Additionally, you can download the original timelapse for optimal visualization. Download the `dataset <http://data.celltrackingchallenge.net/training-datasets/Fluo-N3DH-CE.zip>`_. And run the following :download:`python script <../_static/example/load_tracking.py>` to extract image and generate a single tiff file that you can use during the analysis.  
To run the script, open a terminal and run: ::

    pip install imagecodecs
    cd <path_to_script_folder>
    python load_tracking.py <path_to_dataset_folder>

You can also generate the positions by adding the flag :code:`-p`, it will generate the *positions.csv* file present in the archive. 
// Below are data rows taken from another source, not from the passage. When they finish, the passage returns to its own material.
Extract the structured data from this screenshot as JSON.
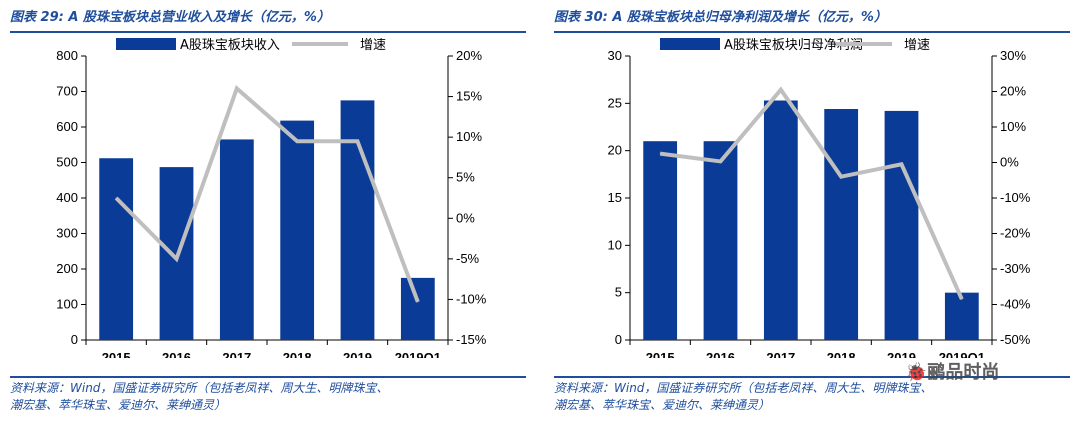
{
  "charts": [
    {
      "title": "图表 29:  A 股珠宝板块总营业收入及增长（亿元，%）",
      "source_line1": "资料来源：Wind，国盛证券研究所（包括老凤祥、周大生、明牌珠宝、",
      "source_line2": "潮宏基、萃华珠宝、爱迪尔、莱绅通灵）",
      "chart_data": {
        "type": "bar",
        "title": "图表 29:  A 股珠宝板块总营业收入及增长（亿元，%）",
        "categories": [
          "2015",
          "2016",
          "2017",
          "2018",
          "2019",
          "2019Q1"
        ],
        "series": [
          {
            "name": "A股珠宝板块收入",
            "type": "bar",
            "axis": "left",
            "color": "#0a3b96",
            "values": [
              512,
              487,
              565,
              618,
              675,
              175
            ]
          },
          {
            "name": "增速",
            "type": "line",
            "axis": "right",
            "color": "#bfbfbf",
            "values": [
              2.5,
              -5.0,
              16.0,
              9.5,
              9.5,
              -10.3
            ]
          }
        ],
        "yleft": {
          "min": 0,
          "max": 800,
          "ticks": [
            "0",
            "100",
            "200",
            "300",
            "400",
            "500",
            "600",
            "700",
            "800"
          ]
        },
        "yright": {
          "min": -15,
          "max": 20,
          "ticks": [
            "-15%",
            "-10%",
            "-5%",
            "0%",
            "5%",
            "10%",
            "15%",
            "20%"
          ]
        },
        "xlabel": "",
        "ylabel": "",
        "grid": false,
        "legend": "top"
      }
    },
    {
      "title": "图表 30:  A 股珠宝板块总归母净利润及增长（亿元，%）",
      "source_line1": "资料来源：Wind，国盛证券研究所（包括老凤祥、周大生、明牌珠宝、",
      "source_line2": "潮宏基、萃华珠宝、爱迪尔、莱绅通灵）",
      "chart_data": {
        "type": "bar",
        "title": "图表 30:  A 股珠宝板块总归母净利润及增长（亿元，%）",
        "categories": [
          "2015",
          "2016",
          "2017",
          "2018",
          "2019",
          "2019Q1"
        ],
        "series": [
          {
            "name": "A股珠宝板块归母净利润",
            "type": "bar",
            "axis": "left",
            "color": "#0a3b96",
            "values": [
              21.0,
              21.0,
              25.3,
              24.4,
              24.2,
              5.0
            ]
          },
          {
            "name": "增速",
            "type": "line",
            "axis": "right",
            "color": "#bfbfbf",
            "values": [
              2.5,
              0.3,
              20.5,
              -4.0,
              -0.5,
              -38.5
            ]
          }
        ],
        "yleft": {
          "min": 0,
          "max": 30,
          "ticks": [
            "0",
            "5",
            "10",
            "15",
            "20",
            "25",
            "30"
          ]
        },
        "yright": {
          "min": -50,
          "max": 30,
          "ticks": [
            "-50%",
            "-40%",
            "-30%",
            "-20%",
            "-10%",
            "0%",
            "10%",
            "20%",
            "30%"
          ]
        },
        "xlabel": "",
        "ylabel": "",
        "grid": false,
        "legend": "top"
      }
    }
  ],
  "watermark": "🐞鹂品时尚"
}
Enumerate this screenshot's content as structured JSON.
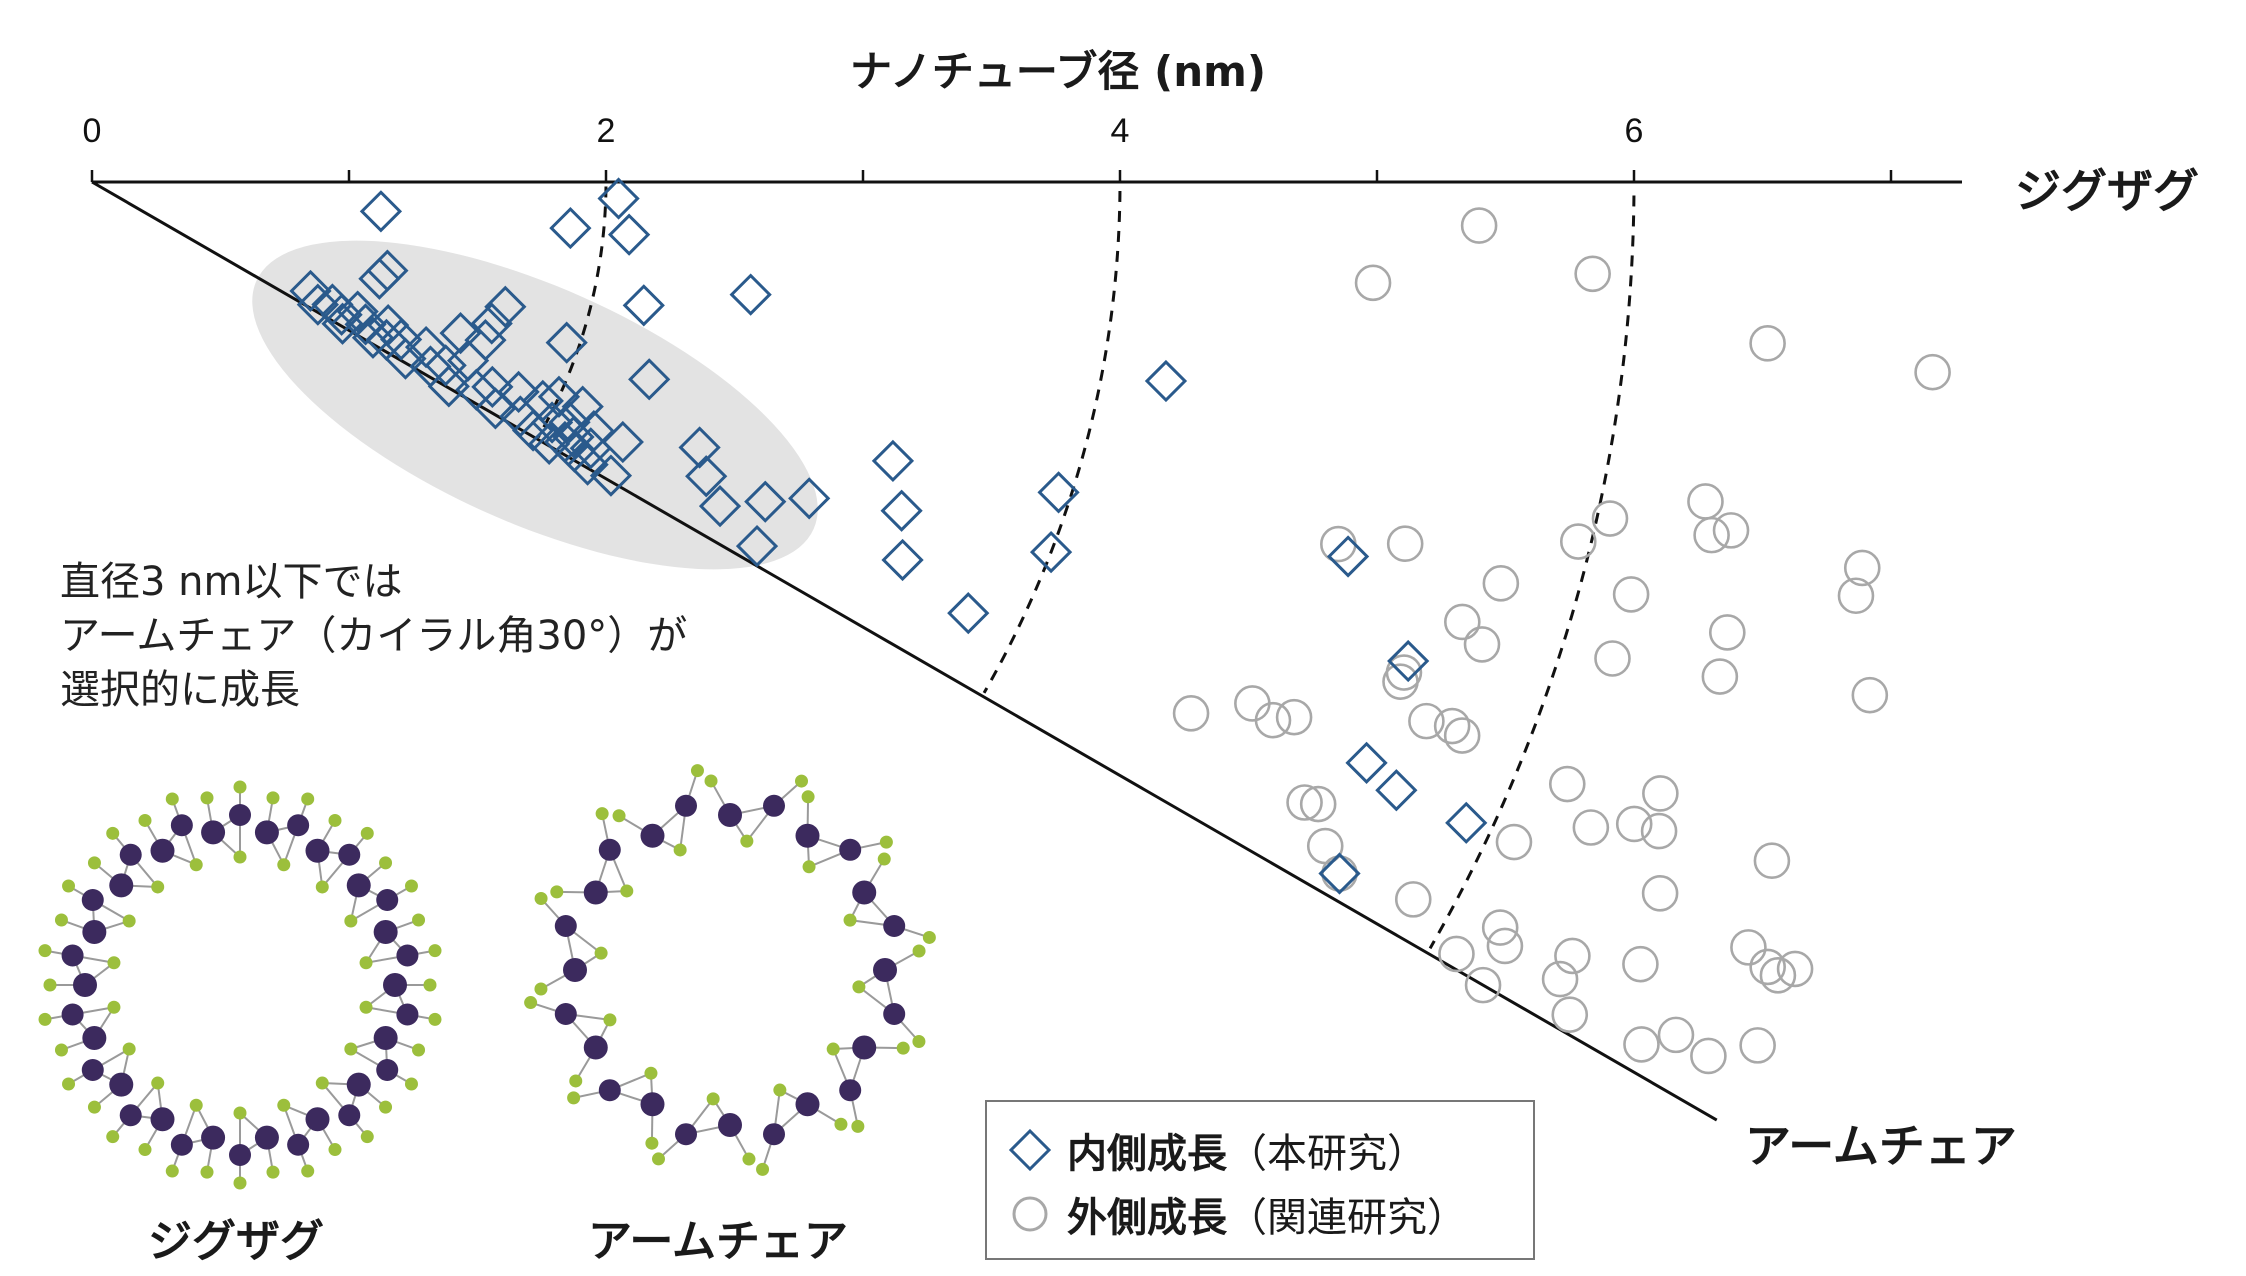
{
  "chart_data": {
    "type": "scatter",
    "coordinate_system": "polar-sector (diameter vs. chiral angle)",
    "radial_axis": {
      "label": "ナノチューブ径 (nm)",
      "ticks": [
        0,
        2,
        4,
        6
      ],
      "range": [
        0,
        7.3
      ]
    },
    "angle_axis": {
      "start_label": "ジグザグ",
      "end_label": "アームチェア",
      "range_deg": [
        0,
        30
      ]
    },
    "series": [
      {
        "name": "内側成長（本研究）",
        "marker": "diamond",
        "color": "#2a5a8c",
        "points": [
          [
            1.13,
            5.8
          ],
          [
            2.05,
            1.8
          ],
          [
            1.87,
            5.5
          ],
          [
            2.1,
            5.6
          ],
          [
            2.6,
            9.7
          ],
          [
            1.2,
            16.7
          ],
          [
            1.18,
            18.6
          ],
          [
            1.55,
            22.3
          ],
          [
            1.65,
            19.5
          ],
          [
            1.68,
            16.8
          ],
          [
            1.65,
            21.9
          ],
          [
            1.95,
            18.7
          ],
          [
            2.2,
            12.6
          ],
          [
            2.3,
            19.5
          ],
          [
            2.1,
            24.6
          ],
          [
            2.3,
            26.1
          ],
          [
            2.32,
            29.5
          ],
          [
            2.58,
            23.6
          ],
          [
            2.65,
            25.6
          ],
          [
            2.75,
            27.3
          ],
          [
            2.95,
            28.7
          ],
          [
            2.9,
            25.4
          ],
          [
            3.05,
            23.8
          ],
          [
            3.3,
            19.2
          ],
          [
            3.4,
            22.1
          ],
          [
            3.48,
            25.0
          ],
          [
            3.8,
            26.2
          ],
          [
            3.95,
            17.8
          ],
          [
            4.0,
            21.1
          ],
          [
            4.25,
            10.5
          ],
          [
            5.1,
            16.6
          ],
          [
            5.45,
            20.0
          ],
          [
            5.45,
            24.5
          ],
          [
            5.6,
            25.0
          ],
          [
            5.55,
            29.0
          ],
          [
            5.9,
            25.0
          ],
          [
            0.95,
            26.5
          ],
          [
            1.0,
            28.5
          ],
          [
            1.05,
            27.0
          ],
          [
            1.1,
            28.0
          ],
          [
            1.12,
            29.5
          ],
          [
            1.15,
            26.0
          ],
          [
            1.2,
            27.5
          ],
          [
            1.25,
            29.0
          ],
          [
            1.28,
            25.8
          ],
          [
            1.3,
            28.2
          ],
          [
            1.35,
            27.0
          ],
          [
            1.4,
            29.4
          ],
          [
            1.45,
            26.3
          ],
          [
            1.5,
            28.6
          ],
          [
            1.55,
            27.4
          ],
          [
            1.6,
            29.8
          ],
          [
            1.62,
            25.4
          ],
          [
            1.7,
            28.4
          ],
          [
            1.75,
            27.1
          ],
          [
            1.8,
            29.3
          ],
          [
            1.85,
            26.2
          ],
          [
            1.9,
            28.7
          ],
          [
            1.95,
            25.9
          ],
          [
            1.97,
            29.4
          ],
          [
            2.0,
            24.7
          ],
          [
            2.02,
            27.6
          ],
          [
            2.05,
            29.8
          ],
          [
            2.08,
            26.7
          ],
          [
            2.1,
            28.8
          ],
          [
            2.12,
            27.9
          ],
          [
            2.15,
            29.2
          ],
          [
            2.18,
            26.4
          ],
          [
            2.2,
            28.1
          ],
          [
            2.22,
            29.7
          ]
        ]
      },
      {
        "name": "外側成長（関連研究）",
        "marker": "circle",
        "color": "#a8a8a8",
        "points": [
          [
            5.0,
            4.5
          ],
          [
            5.4,
            1.8
          ],
          [
            5.85,
            3.5
          ],
          [
            6.55,
            5.5
          ],
          [
            7.2,
            5.9
          ],
          [
            6.05,
            12.5
          ],
          [
            6.4,
            11.2
          ],
          [
            6.45,
            12.3
          ],
          [
            6.52,
            12.0
          ],
          [
            7.05,
            12.3
          ],
          [
            7.05,
            13.2
          ],
          [
            5.05,
            16.2
          ],
          [
            5.3,
            15.4
          ],
          [
            5.95,
            13.6
          ],
          [
            5.7,
            15.9
          ],
          [
            5.6,
            17.8
          ],
          [
            5.7,
            18.4
          ],
          [
            6.2,
            17.4
          ],
          [
            6.2,
            15.0
          ],
          [
            6.6,
            15.4
          ],
          [
            6.62,
            16.9
          ],
          [
            7.2,
            16.1
          ],
          [
            4.75,
            25.8
          ],
          [
            4.95,
            24.2
          ],
          [
            5.05,
            24.5
          ],
          [
            5.12,
            24.0
          ],
          [
            5.6,
            22.0
          ],
          [
            5.3,
            27.1
          ],
          [
            5.45,
            20.5
          ],
          [
            5.45,
            20.9
          ],
          [
            5.7,
            21.8
          ],
          [
            5.75,
            22.0
          ],
          [
            6.2,
            22.2
          ],
          [
            6.35,
            23.3
          ],
          [
            6.5,
            22.6
          ],
          [
            6.55,
            21.3
          ],
          [
            6.6,
            22.5
          ],
          [
            6.7,
            24.4
          ],
          [
            7.05,
            22.0
          ],
          [
            7.1,
            24.8
          ],
          [
            7.2,
            25.1
          ],
          [
            7.25,
            25.2
          ],
          [
            7.3,
            24.8
          ],
          [
            5.35,
            26.9
          ],
          [
            5.45,
            28.3
          ],
          [
            5.55,
            29.0
          ],
          [
            5.85,
            28.5
          ],
          [
            6.2,
            27.9
          ],
          [
            6.25,
            28.4
          ],
          [
            6.1,
            29.5
          ],
          [
            6.25,
            30.0
          ],
          [
            6.5,
            28.5
          ],
          [
            6.6,
            29.4
          ],
          [
            6.75,
            26.8
          ],
          [
            6.9,
            29.1
          ],
          [
            7.0,
            28.3
          ],
          [
            7.15,
            28.4
          ],
          [
            7.3,
            27.4
          ],
          [
            6.5,
            27.6
          ],
          [
            6.1,
            24.9
          ]
        ]
      }
    ],
    "annotations": [
      "直径3 nm以下では",
      "アームチェア（カイラル角30°）が",
      "選択的に成長"
    ],
    "boundary_lines_nm": [
      2,
      4,
      6
    ],
    "highlight": "shaded ellipse over clustered diamonds near the armchair edge at diameters below 3 nm"
  },
  "labels": {
    "x_axis_title": "ナノチューブ径 (nm)",
    "zigzag": "ジグザグ",
    "armchair": "アームチェア",
    "note_line1": "直径3 nm以下では",
    "note_line2": "アームチェア（カイラル角30°）が",
    "note_line3": "選択的に成長",
    "structure_zigzag": "ジグザグ",
    "structure_armchair": "アームチェア"
  },
  "legend": {
    "inner_bold": "内側成長",
    "inner_rest": "（本研究）",
    "outer_bold": "外側成長",
    "outer_rest": "（関連研究）"
  },
  "colors": {
    "diamond": "#2a5a8c",
    "circle": "#a8a8a8",
    "metal_atom": "#3c2a5e",
    "chalcogen_atom": "#9cbf3c",
    "ellipse": "#e3e3e3"
  }
}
Warning: if you try to open the generated tiff file with `Fiji <https://fiji.sc/>`_, you will see that the t and z dimensions are not separated. You will have to run "stack to hyperstack" with z=35 and t=195. But this is only if you want to see the file in Fiji, you don't need to do this for **Track Analyzer**!


Synthetic data
==============

You can also analyze synthetic data that were generated to ensure that the analysis performed by **Track Analyzer** is correct. You can download several datasets :download:`here <../_static/example/synthetic_data.tar.gz>`. They all have a *param.csv* with the input values for each trajectory.


===============
Troubleshooting
===============

The 3D visualization and the drawing selection tool depend on the `napari <https://napari.org/>`_ package. 
The installation of this package can lead to issues depending on your system.
If you are not able to solve this installation, you will not be able to have access to 3D rendering. However, you will still be able to 
use **Track Analyzer** without the drawing tool, by using coordinates sliders in the graphical interface.